At four, Jim convinced his wife to go out to do her shopping before full darkness fell. He closed the door on her with a gentle wave. His hair was thinning and he was missing a canine on the right side, but he was nevertheless a handsome man who, at thirty-two, might still have passed for twenty. Heavy brows and deep-set, dark-lashed eyes that had been making women catch their breath since he was sixteen. Even if he had grown bald and toothless, as he seemed fated to do, the eyes would have served him long into old age.

His overcoat was on the hall tree beside the door. He lifted it and rolled it lengthwise against his thighs. Then he fitted it over the threshold, tucking the cloth of the sleeves and the hem as well as he could into the space beneath the door. Theirs was a railroad flat: kitchen in the back, dining room, living room, bedroom in the front. He needed only to push the heavy couch a few feet farther along the wall to block his wife’s return. He stood on the seat to check that the glass transom above the door was tightly closed. Then he stepped down. He straightened the lace on the back of the couch and brushed away the shallow impression his foot had made on the horsehair cushion.

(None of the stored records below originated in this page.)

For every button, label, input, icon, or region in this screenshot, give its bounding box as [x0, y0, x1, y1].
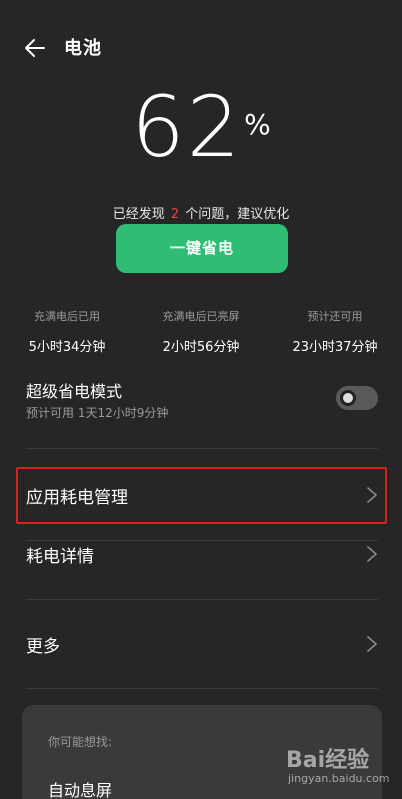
header: 电池 [0, 28, 402, 68]
battery-percent-value: 62 [131, 78, 243, 176]
chevron-right-icon [367, 636, 377, 652]
menu-item-label: 耗电详情 [26, 547, 94, 567]
issues-prefix: 已经发现 [112, 207, 165, 222]
suggestions-heading: 你可能想找: [48, 735, 113, 749]
battery-percent-display: 62% [0, 82, 402, 172]
watermark-main: Bai经验 [286, 748, 370, 773]
battery-percent-unit: % [244, 108, 271, 141]
one-click-save-button[interactable]: 一键省电 [116, 224, 288, 273]
chevron-right-icon [367, 546, 377, 562]
menu-item-label: 更多 [26, 637, 60, 657]
highlight-annotation-box [16, 467, 387, 524]
divider [26, 448, 378, 449]
back-button[interactable] [22, 36, 48, 60]
super-mode-title: 超级省电模式 [26, 382, 123, 401]
toggle-knob [340, 390, 356, 406]
divider [26, 599, 378, 600]
menu-item-more[interactable]: 更多 [0, 615, 402, 673]
battery-stats: 充满电后已用 5小时34分钟 充满电后已亮屏 2小时56分钟 预计还可用 23小… [0, 308, 402, 358]
stat-value: 5小时34分钟 [28, 340, 106, 355]
watermark-logo: Bai经验 jingyan.baidu.com [286, 742, 398, 796]
stat-screen-on-since-charge: 充满电后已亮屏 2小时56分钟 [134, 308, 268, 355]
stat-label: 预计还可用 [307, 310, 363, 323]
divider [26, 688, 378, 689]
stat-label: 充满电后已用 [34, 310, 100, 323]
suggestion-item-auto-screen-off[interactable]: 自动息屏 [48, 777, 112, 799]
arrow-left-icon [25, 39, 45, 57]
super-mode-toggle[interactable] [336, 386, 378, 410]
super-mode-subtitle: 预计可用 1天12小时9分钟 [26, 406, 169, 420]
watermark-sub: jingyan.baidu.com [288, 772, 390, 785]
menu-item-power-details[interactable]: 耗电详情 [0, 525, 402, 583]
stat-label: 充满电后已亮屏 [162, 310, 240, 323]
page-title: 电池 [64, 38, 102, 59]
issues-summary: 已经发现 2 个问题，建议优化 [0, 203, 402, 222]
stat-value: 2小时56分钟 [162, 340, 240, 355]
issues-count: 2 [170, 207, 180, 222]
battery-settings-page: 电池 62% 已经发现 2 个问题，建议优化 一键省电 充满电后已用 5小时34… [0, 0, 402, 799]
stat-value: 23小时37分钟 [292, 340, 378, 355]
stat-used-since-charge: 充满电后已用 5小时34分钟 [0, 308, 134, 355]
stat-estimated-remaining: 预计还可用 23小时37分钟 [268, 308, 402, 355]
super-power-saving-row[interactable]: 超级省电模式 预计可用 1天12小时9分钟 [0, 372, 402, 432]
issues-suffix: 个问题，建议优化 [185, 207, 290, 222]
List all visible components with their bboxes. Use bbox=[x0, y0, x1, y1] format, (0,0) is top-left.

In the kitchen, he pressed his cheek to the cold enamel of the stove and slid his hand into the tight space between it and the yellow wall. He groped a bit. They kept a baited mousetrap back there, or had in the past, and it made him careful. He found the rubber hose that connected the oven to the gas tap and pulled at it as vigorously as he could, given the confined space. There was a satisfying pop, and a hiss that quickly faded. He straightened up with the hose in his hand. The kitchen window looked into the gray courtyard where, on better days, there would be lines of clothes baking in the sun, although the floor of the deep courtyard, even in the prettiest weather, was a junkyard and a jungle. There were rats and bedsprings and broken crates. A tangle of city-bred vegetation: a sickly tree, black vines, a long-abandoned attempt at a garden. From rag-and-bone man to wayward drunk, any voice that ever rose out of its depths was the voice of someone up to no good. Once, Annie, sitting on the windowsill with a clothespin in her mouth and a basket of wet linen at her feet, saw a man drag a small child through the muck and tie him to the rough pole that held the line. She watched the man take off his belt, and, with the first crack of it against the child’s bare calves, she began to yell. She threw the clothespins at him, a potted ivy plant, and then the metal washbasin still filled with soapy water. Leaning halfway out the window herself, she threatened to call the police, the fire department, the Gerrity Society. The man, as if pursued only by a change in the weather, a sudden rain, glanced up briefly, shrugged, and then untied the sobbing child and dragged him away. “I know who you are,” Annie cried. Although she didn’t. She was an easy liar. She paced the street for an hour that afternoon, waiting for the man and the boy to reappear.

When Jim ran into the kitchen at the sound of her shouting, she was from head to waist out the window, with only one toe on the kitchen floor. He’d had to put his hands on her hips to ease her out of danger. Just one more of what had turned out to be too many days he hadn’t gone in to work or had arrived too late for his shift.

His trouble was with time. Bad luck for a trainman, even on the BRT. His trouble was, he liked to refuse time. He delighted in refusing it. He would come to the end of a long night, to the inevitability of 5 a.m.—that boundary, that abrupt wall toward which all the night’s pleasures ran (drink, talk, sleep, or Annie’s warm flesh)—and while other men, poor sheep, gave in every morning, turned like lambs in the chute from the pleasures of sleep or drink or talk or love to the duties of the day, he had been aware since his childhood that with the easiest refusal, eyes shut, he could continue as he willed. I’m not going, he’d only have to murmur. I won’t be constrained. Of course, it didn’t always require refusing the whole day. Sometimes just the pleasure of being an hour or two late was enough to remind him that he, at least, was his own man, that the hours of his life—and what more precious commodity did he own?—belonged to himself alone.